Yesterday, President Obama announced that he used an executive order to revamp the rules for the Home Affordable Refinance Program. The hope is to make it easier for struggling homeowners to refinance their mortgage and take advantage of historic low interest rates.  The new rules include allowing homeowners who owe more than 125% of the value of their home to refinance their homes as long as they are current on their mortgage. The process is also supposed to be streamlined and eliminating some of the fees. White House officials estimate these new changes will help 1 million homeowners (14 million are underwater) get some relief.

Forgive me if I sound skeptical.  The last time the administration announced a refinance plan, they estimated 5 million people would be helped. So far, less than one million have been through the program. Once again there is a lack of standing up to the banks.  The only loans that qualify for the program are those held by Fannie and Freddie.  The reason why the initial version of this plan and other plans to confront the crisis have failed, is because they lack any real pressure on the banks.

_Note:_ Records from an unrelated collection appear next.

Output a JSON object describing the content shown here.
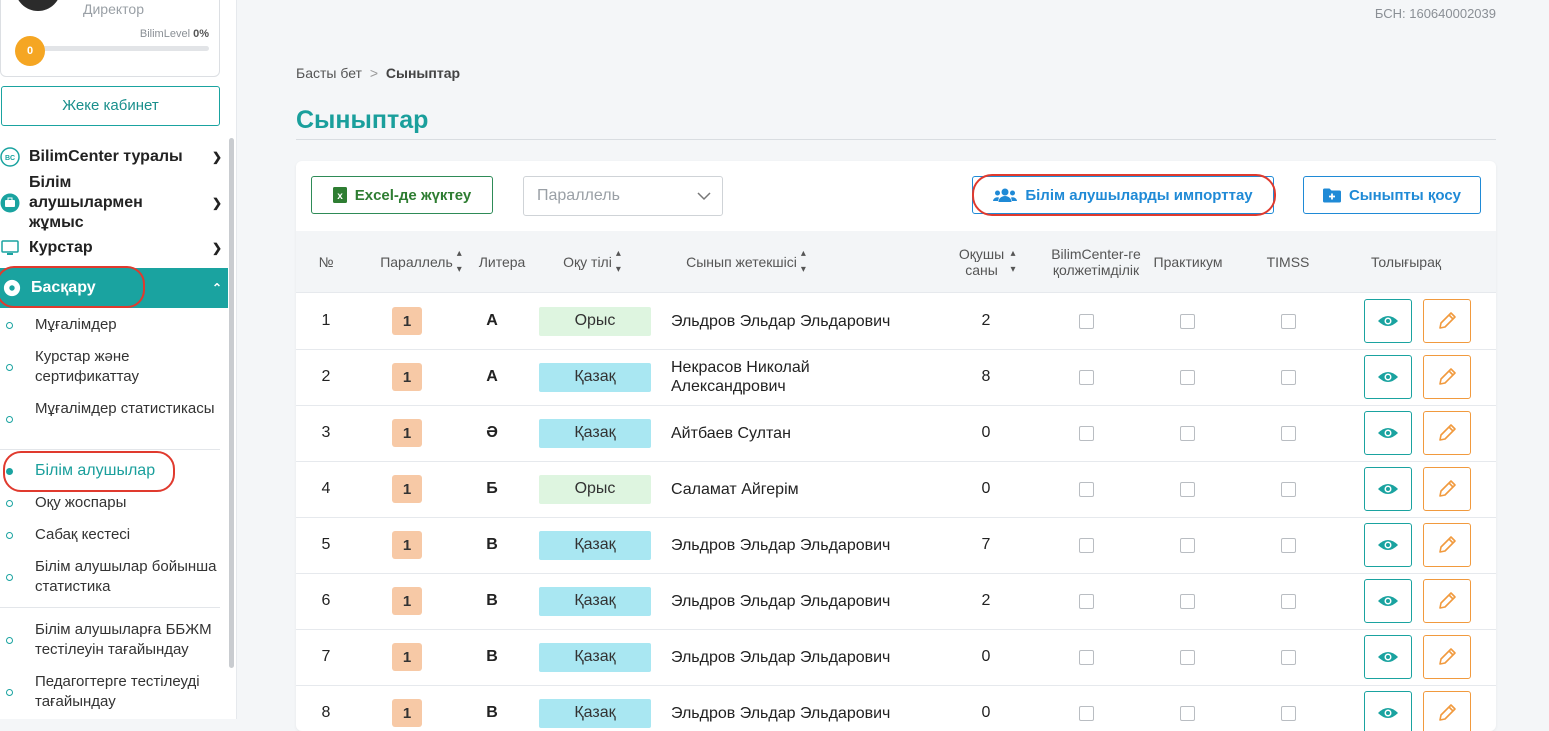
{
  "sidebar": {
    "role": "Директор",
    "level_label": "BilimLevel",
    "level_percent_text": "0%",
    "level_badge": "0",
    "level_progress_percent": 0,
    "cabinet_button": "Жеке кабинет",
    "menu": [
      {
        "label": "BilimCenter туралы",
        "icon": "bilimcenter-logo-icon"
      },
      {
        "label": "Білім алушылармен жұмыс",
        "icon": "briefcase-icon"
      },
      {
        "label": "Курстар",
        "icon": "monitor-icon"
      },
      {
        "label": "Басқару",
        "icon": "gear-icon"
      }
    ],
    "submenu": [
      "Мұғалімдер",
      "Курстар және сертификаттау",
      "Мұғалімдер статистикасы",
      "Білім алушылар",
      "Оқу жоспары",
      "Сабақ кестесі",
      "Білім алушылар бойынша статистика",
      "Білім алушыларға ББЖМ тестілеуін тағайындау",
      "Педагогтерге тестілеуді тағайындау"
    ]
  },
  "header": {
    "bsn": "БСН: 160640002039"
  },
  "breadcrumb": {
    "home": "Басты бет",
    "separator": ">",
    "current": "Сыныптар"
  },
  "page_title": "Сыныптар",
  "toolbar": {
    "excel_button": "Excel-де жүктеу",
    "parallel_placeholder": "Параллель",
    "import_button": "Білім алушыларды импорттау",
    "add_class_button": "Сыныпты қосу"
  },
  "table": {
    "headers": {
      "num": "№",
      "parallel": "Параллель",
      "letter": "Литера",
      "language": "Оқу тілі",
      "teacher": "Сынып жетекшісі",
      "students": "Оқушы саны",
      "bilimcenter": "BilimCenter-ге қолжетімділік",
      "practicum": "Практикум",
      "timss": "TIMSS",
      "details": "Толығырақ"
    },
    "rows": [
      {
        "num": "1",
        "parallel": "1",
        "letter": "А",
        "language": "Орыс",
        "lang_type": "ru",
        "teacher": "Эльдров Эльдар Эльдарович",
        "students": "2"
      },
      {
        "num": "2",
        "parallel": "1",
        "letter": "А",
        "language": "Қазақ",
        "lang_type": "kz",
        "teacher": "Некрасов Николай Александрович",
        "students": "8"
      },
      {
        "num": "3",
        "parallel": "1",
        "letter": "Ә",
        "language": "Қазақ",
        "lang_type": "kz",
        "teacher": "Айтбаев Султан",
        "students": "0"
      },
      {
        "num": "4",
        "parallel": "1",
        "letter": "Б",
        "language": "Орыс",
        "lang_type": "ru",
        "teacher": "Саламат Айгерім",
        "students": "0"
      },
      {
        "num": "5",
        "parallel": "1",
        "letter": "В",
        "language": "Қазақ",
        "lang_type": "kz",
        "teacher": "Эльдров Эльдар Эльдарович",
        "students": "7"
      },
      {
        "num": "6",
        "parallel": "1",
        "letter": "В",
        "language": "Қазақ",
        "lang_type": "kz",
        "teacher": "Эльдров Эльдар Эльдарович",
        "students": "2"
      },
      {
        "num": "7",
        "parallel": "1",
        "letter": "В",
        "language": "Қазақ",
        "lang_type": "kz",
        "teacher": "Эльдров Эльдар Эльдарович",
        "students": "0"
      },
      {
        "num": "8",
        "parallel": "1",
        "letter": "В",
        "language": "Қазақ",
        "lang_type": "kz",
        "teacher": "Эльдров Эльдар Эльдарович",
        "students": "0"
      }
    ]
  },
  "colors": {
    "accent": "#1aa3a0",
    "link_blue": "#1f8ad6",
    "excel_green": "#2e7d32",
    "edit_orange": "#f19a3e",
    "annotation_red": "#e03a2e"
  }
}
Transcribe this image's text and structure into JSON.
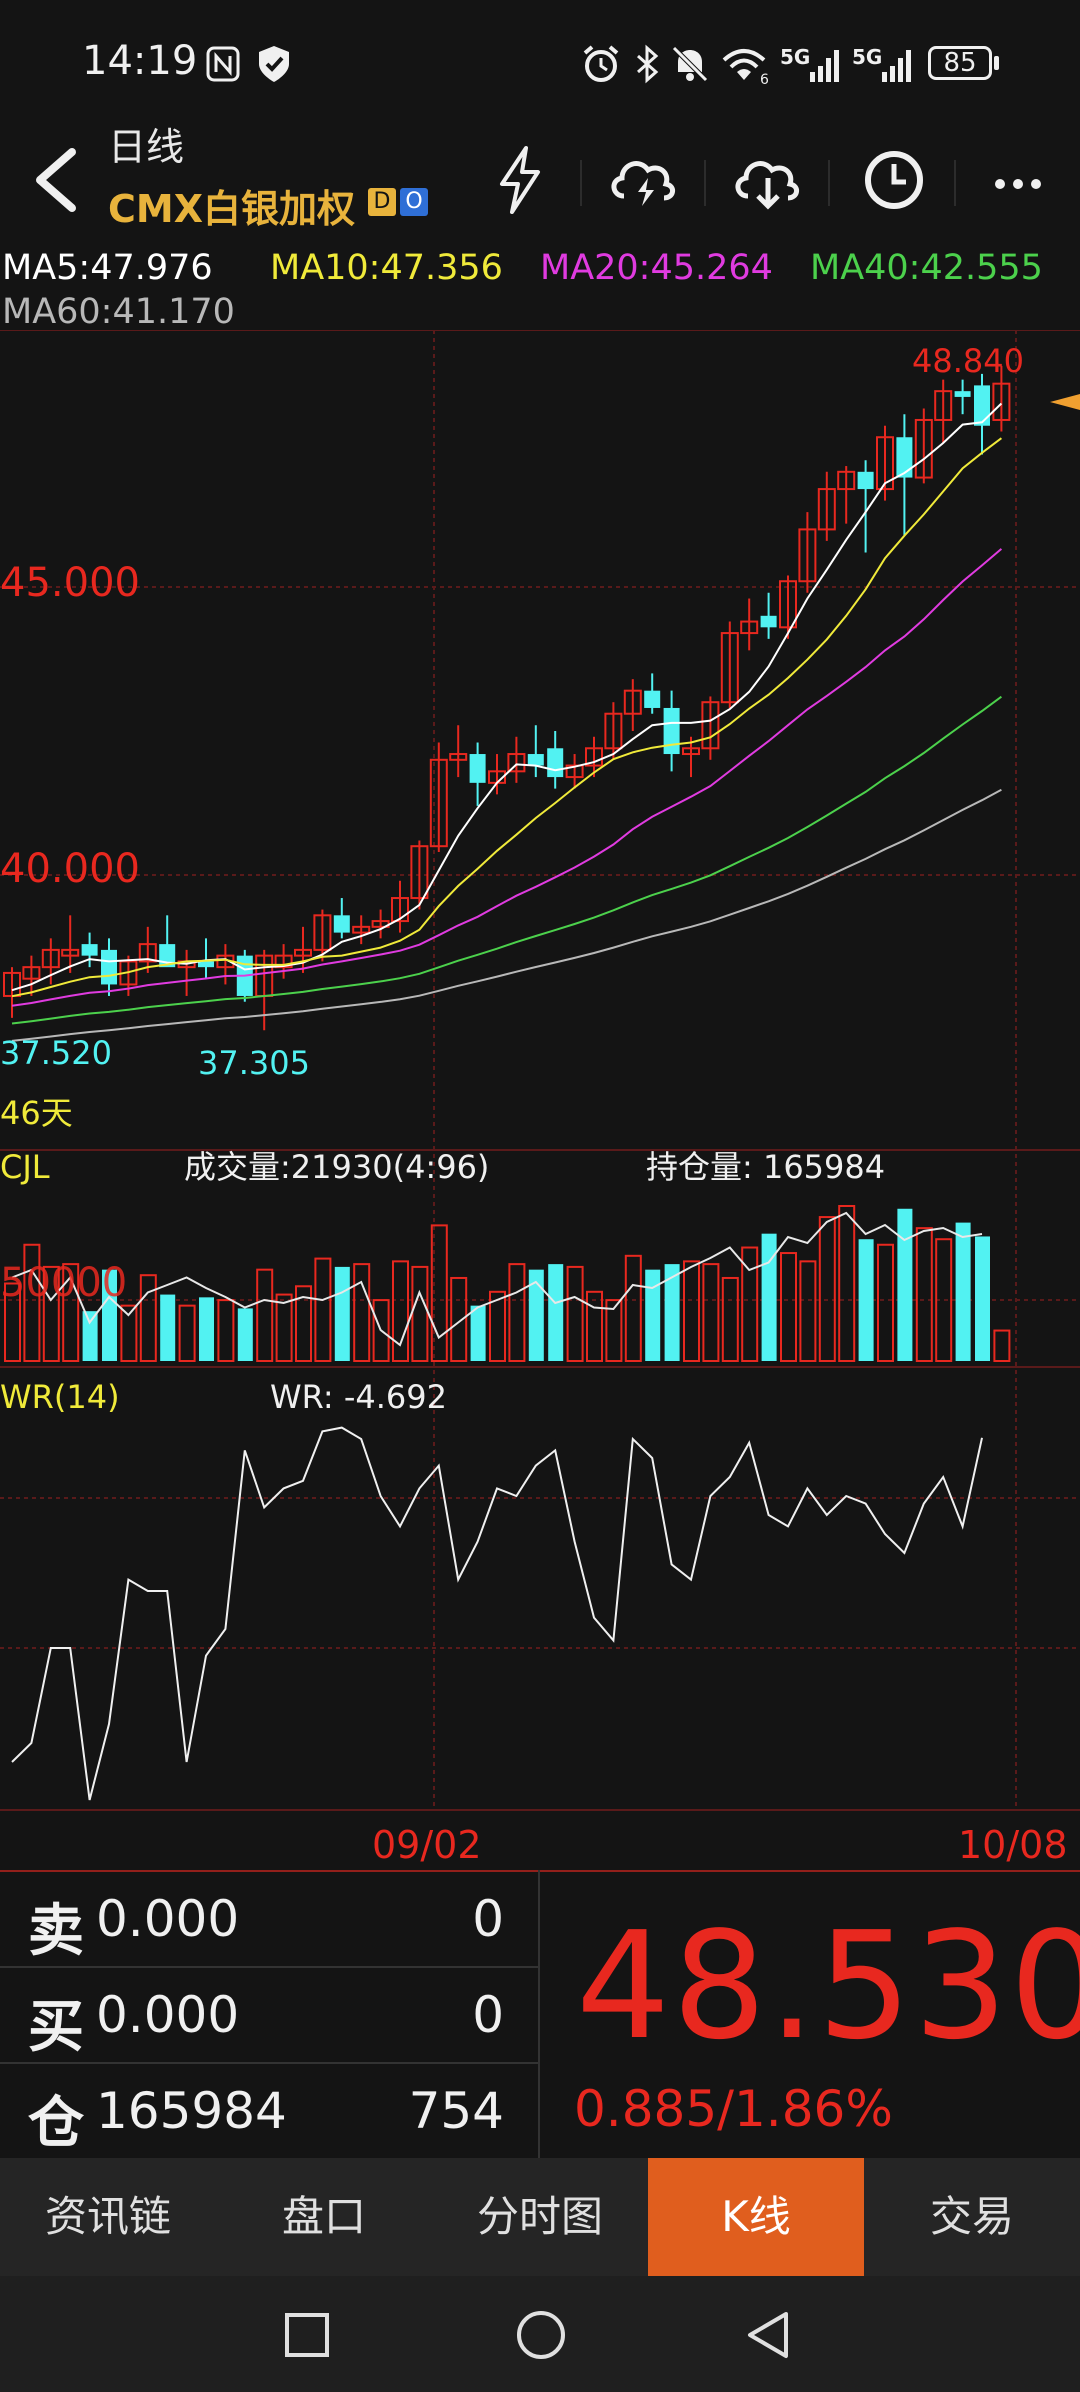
{
  "status_bar": {
    "time": "14:19",
    "icons": [
      "nfc-icon",
      "shield-check-icon",
      "alarm-icon",
      "bluetooth-icon",
      "mute-icon",
      "wifi-6-icon",
      "signal-5g-icon",
      "signal-5g-icon"
    ],
    "battery": "85"
  },
  "header": {
    "title": "日线",
    "subtitle": "CMX白银加权",
    "tag_d": "D",
    "tag_o": "O",
    "buttons": [
      "flash-icon",
      "cloud-upload-icon",
      "cloud-download-icon",
      "clock-icon",
      "more-icon"
    ]
  },
  "ma_legend": {
    "ma5": "MA5:47.976",
    "ma10": "MA10:47.356",
    "ma20": "MA20:45.264",
    "ma40": "MA40:42.555",
    "ma60": "MA60:41.170",
    "colors": {
      "ma5": "#ffffff",
      "ma10": "#f0ea3a",
      "ma20": "#e03be0",
      "ma40": "#4cd14c",
      "ma60": "#b8b8b8"
    }
  },
  "price_axis": {
    "label_45": "45.000",
    "label_40": "40.000",
    "high_label": "48.840",
    "low_label_1": "37.520",
    "low_label_2": "37.305",
    "days": "46天"
  },
  "volume_panel": {
    "name": "CJL",
    "volume": "成交量:21930(4:96)",
    "open_interest": "持仓量: 165984",
    "axis_label": "50000"
  },
  "wr_panel": {
    "name": "WR(14)",
    "value": "WR: -4.692"
  },
  "dates": {
    "start": "09/02",
    "end": "10/08"
  },
  "quote": {
    "sell_label": "卖",
    "sell_price": "0.000",
    "sell_volume": "0",
    "buy_label": "买",
    "buy_price": "0.000",
    "buy_volume": "0",
    "oi_label": "仓",
    "oi_value": "165984",
    "oi_change": "754",
    "last_price": "48.530",
    "change": "0.885/1.86%"
  },
  "tabs": [
    {
      "label": "资讯链",
      "active": false
    },
    {
      "label": "盘口",
      "active": false
    },
    {
      "label": "分时图",
      "active": false
    },
    {
      "label": "K线",
      "active": true
    },
    {
      "label": "交易",
      "active": false
    }
  ],
  "colors": {
    "up": "#e8281f",
    "down": "#52f2f2",
    "accent": "#e05e1e"
  },
  "chart_data": {
    "type": "candlestick",
    "instrument": "CMX白银加权",
    "period": "日线",
    "candles": [
      {
        "o": 37.9,
        "h": 38.4,
        "l": 37.52,
        "c": 38.3
      },
      {
        "o": 38.2,
        "h": 38.6,
        "l": 37.9,
        "c": 38.4
      },
      {
        "o": 38.4,
        "h": 38.9,
        "l": 38.1,
        "c": 38.7
      },
      {
        "o": 38.6,
        "h": 39.3,
        "l": 38.3,
        "c": 38.7
      },
      {
        "o": 38.8,
        "h": 39.0,
        "l": 38.4,
        "c": 38.6
      },
      {
        "o": 38.7,
        "h": 38.9,
        "l": 37.9,
        "c": 38.1
      },
      {
        "o": 38.1,
        "h": 38.6,
        "l": 37.9,
        "c": 38.5
      },
      {
        "o": 38.5,
        "h": 39.1,
        "l": 38.3,
        "c": 38.8
      },
      {
        "o": 38.8,
        "h": 39.3,
        "l": 38.5,
        "c": 38.4
      },
      {
        "o": 38.4,
        "h": 38.7,
        "l": 37.9,
        "c": 38.5
      },
      {
        "o": 38.5,
        "h": 38.9,
        "l": 38.2,
        "c": 38.4
      },
      {
        "o": 38.4,
        "h": 38.8,
        "l": 38.1,
        "c": 38.6
      },
      {
        "o": 38.6,
        "h": 38.7,
        "l": 37.8,
        "c": 37.9
      },
      {
        "o": 37.9,
        "h": 38.7,
        "l": 37.305,
        "c": 38.6
      },
      {
        "o": 38.4,
        "h": 38.8,
        "l": 38.2,
        "c": 38.6
      },
      {
        "o": 38.6,
        "h": 39.1,
        "l": 38.3,
        "c": 38.7
      },
      {
        "o": 38.7,
        "h": 39.4,
        "l": 38.5,
        "c": 39.3
      },
      {
        "o": 39.3,
        "h": 39.6,
        "l": 38.9,
        "c": 39.0
      },
      {
        "o": 39.0,
        "h": 39.3,
        "l": 38.8,
        "c": 39.1
      },
      {
        "o": 39.1,
        "h": 39.4,
        "l": 38.9,
        "c": 39.2
      },
      {
        "o": 39.2,
        "h": 39.9,
        "l": 39.0,
        "c": 39.6
      },
      {
        "o": 39.6,
        "h": 40.6,
        "l": 39.4,
        "c": 40.5
      },
      {
        "o": 40.5,
        "h": 42.3,
        "l": 40.4,
        "c": 42.0
      },
      {
        "o": 42.0,
        "h": 42.6,
        "l": 41.7,
        "c": 42.1
      },
      {
        "o": 42.1,
        "h": 42.3,
        "l": 41.2,
        "c": 41.6
      },
      {
        "o": 41.6,
        "h": 42.1,
        "l": 41.4,
        "c": 41.8
      },
      {
        "o": 41.8,
        "h": 42.4,
        "l": 41.6,
        "c": 42.1
      },
      {
        "o": 42.1,
        "h": 42.6,
        "l": 41.7,
        "c": 41.9
      },
      {
        "o": 42.2,
        "h": 42.5,
        "l": 41.5,
        "c": 41.7
      },
      {
        "o": 41.7,
        "h": 42.1,
        "l": 41.5,
        "c": 41.9
      },
      {
        "o": 41.9,
        "h": 42.4,
        "l": 41.7,
        "c": 42.2
      },
      {
        "o": 42.2,
        "h": 43.0,
        "l": 42.0,
        "c": 42.8
      },
      {
        "o": 42.8,
        "h": 43.4,
        "l": 42.5,
        "c": 43.2
      },
      {
        "o": 43.2,
        "h": 43.5,
        "l": 42.8,
        "c": 42.9
      },
      {
        "o": 42.9,
        "h": 43.2,
        "l": 41.8,
        "c": 42.1
      },
      {
        "o": 42.1,
        "h": 42.4,
        "l": 41.7,
        "c": 42.2
      },
      {
        "o": 42.2,
        "h": 43.1,
        "l": 42.0,
        "c": 43.0
      },
      {
        "o": 43.0,
        "h": 44.4,
        "l": 42.9,
        "c": 44.2
      },
      {
        "o": 44.2,
        "h": 44.8,
        "l": 43.9,
        "c": 44.4
      },
      {
        "o": 44.5,
        "h": 44.9,
        "l": 44.1,
        "c": 44.3
      },
      {
        "o": 44.3,
        "h": 45.2,
        "l": 44.1,
        "c": 45.1
      },
      {
        "o": 45.1,
        "h": 46.3,
        "l": 44.9,
        "c": 46.0
      },
      {
        "o": 46.0,
        "h": 47.0,
        "l": 45.8,
        "c": 46.7
      },
      {
        "o": 46.7,
        "h": 47.1,
        "l": 46.1,
        "c": 47.0
      },
      {
        "o": 47.0,
        "h": 47.2,
        "l": 45.6,
        "c": 46.7
      },
      {
        "o": 46.7,
        "h": 47.8,
        "l": 46.5,
        "c": 47.6
      },
      {
        "o": 47.6,
        "h": 48.0,
        "l": 45.9,
        "c": 46.9
      },
      {
        "o": 46.9,
        "h": 48.1,
        "l": 46.8,
        "c": 47.9
      },
      {
        "o": 47.9,
        "h": 48.6,
        "l": 47.5,
        "c": 48.4
      },
      {
        "o": 48.4,
        "h": 48.6,
        "l": 48.0,
        "c": 48.3
      },
      {
        "o": 48.5,
        "h": 48.7,
        "l": 47.3,
        "c": 47.8
      },
      {
        "o": 47.9,
        "h": 48.84,
        "l": 47.7,
        "c": 48.53
      }
    ],
    "volume": [
      28000,
      42000,
      34000,
      35000,
      18000,
      33000,
      20000,
      31000,
      24000,
      20000,
      23000,
      22000,
      19000,
      33000,
      24000,
      27000,
      37000,
      34000,
      35000,
      22000,
      36000,
      34000,
      49000,
      30000,
      20000,
      25000,
      35000,
      33000,
      35000,
      34000,
      25000,
      22000,
      38000,
      33000,
      35000,
      36000,
      35000,
      30000,
      41000,
      46000,
      39000,
      36000,
      52000,
      56000,
      44000,
      42000,
      55000,
      48000,
      44000,
      50000,
      45000,
      11000
    ],
    "open_interest_line": [
      0.55,
      0.6,
      0.4,
      0.55,
      0.25,
      0.42,
      0.3,
      0.45,
      0.5,
      0.55,
      0.48,
      0.42,
      0.35,
      0.4,
      0.38,
      0.42,
      0.4,
      0.45,
      0.52,
      0.2,
      0.1,
      0.45,
      0.15,
      0.25,
      0.35,
      0.4,
      0.45,
      0.52,
      0.38,
      0.42,
      0.35,
      0.34,
      0.5,
      0.48,
      0.55,
      0.62,
      0.68,
      0.75,
      0.6,
      0.65,
      0.82,
      0.78,
      0.92,
      0.98,
      0.84,
      0.9,
      0.8,
      0.86,
      0.88,
      0.82,
      0.84
    ],
    "wr": [
      -90,
      -85,
      -60,
      -60,
      -100,
      -80,
      -42,
      -45,
      -45,
      -90,
      -62,
      -55,
      -8,
      -23,
      -18,
      -16,
      -3,
      -2,
      -5,
      -20,
      -28,
      -18,
      -12,
      -42,
      -32,
      -18,
      -20,
      -12,
      -8,
      -32,
      -52,
      -58,
      -5,
      -10,
      -38,
      -42,
      -20,
      -15,
      -6,
      -25,
      -28,
      -18,
      -25,
      -20,
      -22,
      -30,
      -35,
      -22,
      -15,
      -28,
      -4.692
    ]
  }
}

I am sure a decent number of homeowners will get relief from this move, but the impact on the crisis will be minimal.  These loans are not the ones hurting the housing market, since they aren’t sitting empty or for sale.  These are homeowners who while underwater are still current on their mortgage and not in danger of facing foreclosure.  The administration has said this will be the first in a series of moves, but once again I will not be holding my breath.

Until the President and Congress are willing to stand up to the banks, hold banks accountable, and force them to  help fix the crisis, any program will have minimal impact.  We can’t continue to use a spray bottle on a wild fire when it comes to finding solutions.  Until someone is willing to stand up to the banks that is all we will be doing.